When examining an association’s ability to borrow money, there are two separate legal questions that need to be answered:
- Does the association have authority to borrow money?
- Does the association have authority to pledge security for the loan?
Although directly related, associations must have authority for both of these actions in either their governing documents or at law. Currently, banks demand the association’s income stream as security for loans, which is essentially the right to collect assessments should the association default on its loan obligations.
The date a community was created (pre v. post-Colorado Common Interest Ownership Act (“CCIOA”)) is important to know for this analysis.

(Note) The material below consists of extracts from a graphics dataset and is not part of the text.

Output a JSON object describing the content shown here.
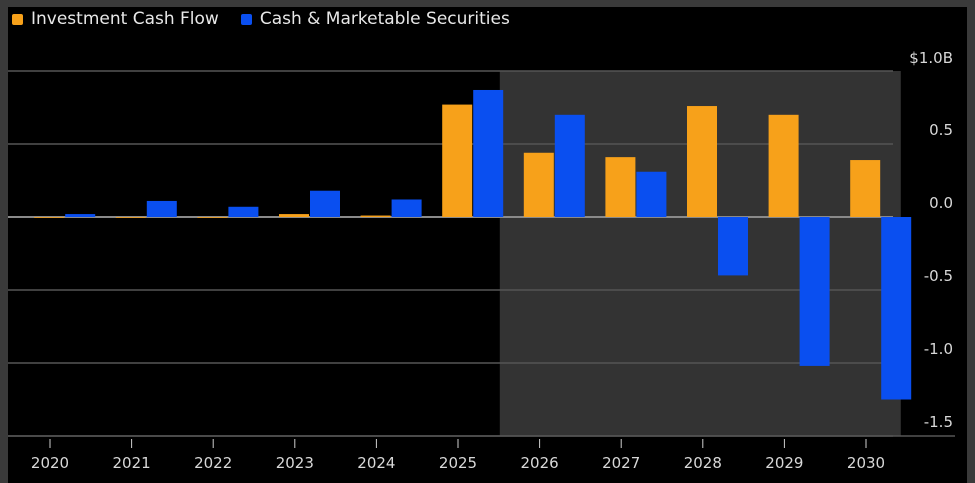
{
  "chart_data": {
    "type": "bar",
    "title": "",
    "xlabel": "",
    "ylabel": "",
    "categories": [
      "2020",
      "2021",
      "2022",
      "2023",
      "2024",
      "2025",
      "2026",
      "2027",
      "2028",
      "2029",
      "2030"
    ],
    "series": [
      {
        "name": "Investment Cash Flow",
        "color": "#f7a11a",
        "values": [
          0.0,
          0.0,
          0.0,
          0.02,
          0.01,
          0.77,
          0.44,
          0.41,
          0.76,
          0.7,
          0.39
        ]
      },
      {
        "name": "Cash & Marketable Securities",
        "color": "#0a4ff0",
        "values": [
          0.02,
          0.11,
          0.07,
          0.18,
          0.12,
          0.87,
          0.7,
          0.31,
          -0.4,
          -1.02,
          -1.25
        ]
      }
    ],
    "ylim": [
      -1.5,
      1.0
    ],
    "yticks": [
      1.0,
      0.5,
      0.0,
      -0.5,
      -1.0,
      -1.5
    ],
    "ytick_labels": [
      "$1.0B",
      "0.5",
      "0.0",
      "-0.5",
      "-1.0",
      "-1.5"
    ],
    "y_axis_side": "right",
    "grid": true,
    "legend": "top-left",
    "forecast_shading": {
      "from_category": "2026",
      "to_category": "2030",
      "color": "#333333"
    }
  }
}
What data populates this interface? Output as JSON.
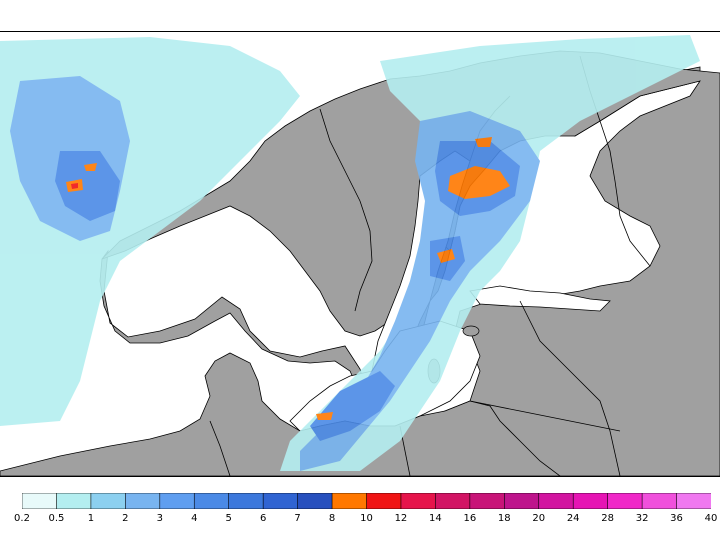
{
  "colorbar": {
    "colors": [
      "#e8fafa",
      "#b4eef0",
      "#8cd0f0",
      "#78b4f0",
      "#5f9ef0",
      "#4b8ae6",
      "#3c78dc",
      "#3064d2",
      "#2850be",
      "#ff7800",
      "#f01414",
      "#e6144b",
      "#d21464",
      "#c81478",
      "#be148c",
      "#d214a0",
      "#e614b4",
      "#f028c8",
      "#f050dc",
      "#f078f0"
    ],
    "labels": [
      "0.2",
      "0.5",
      "1",
      "2",
      "3",
      "4",
      "5",
      "6",
      "7",
      "8",
      "10",
      "12",
      "14",
      "16",
      "18",
      "20",
      "24",
      "28",
      "32",
      "36",
      "40"
    ]
  },
  "map": {
    "land_color": "#a0a0a0",
    "sea_color": "#ffffff",
    "border_color": "#000000"
  }
}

Pre-CCIOA communities means those communities created before July 1, 1992. Such communities are only subject to the terms of the Colorado Revised Nonprofit Corporation Act (“CRNCA”), when it comes to borrowing money and pledging its income stream as security. The CRNCA explicitly authorizes associations to borrow money and pledge their income streams as collateral for loans without owner approval unless the governing documents provide otherwise.
Thus, if a pre-CCIOA community’s documents are silent with respect to such community’s authority to borrow money and pledge security, that association may lawfully enter into a loan transaction and pledge security without owner approval. On the other hand, if a pre-CCIOA association’s governing documents set forth owner approval requirements with respect to borrowing money and/or pledging security, the association will be required to comply with such requirements.
Post-CCIOA communities are communities created after July 1, 1992. Post-CCIOA communities must comply with the specific language in CCIOA when it comes to loans because such provisions override the CRNCA.
When it comes to authority to borrow money and enter into loan transactions, post-CCIOA communities may do so without owner approval unless the governing documents require owner consent. However, the right to pledge future income as security for loans is separate and has a different requirement. Specifically, CCIOA provides that an association has a right to:
- Assign its right to future income, including the right to receive common expense assessments, but only to the extent the declaration expressly so provides . . . [emphasis added].
Based on the above, post-CCIOA communities can only pledge future income as security for loans if their declarations specifically allow this. If the declarations are silent, post-CCIOA communities do not have authority to pledge income as collateral. Furthermore, if declarations require owner approval to pledge collateral, the association will be required to comply with the requirement.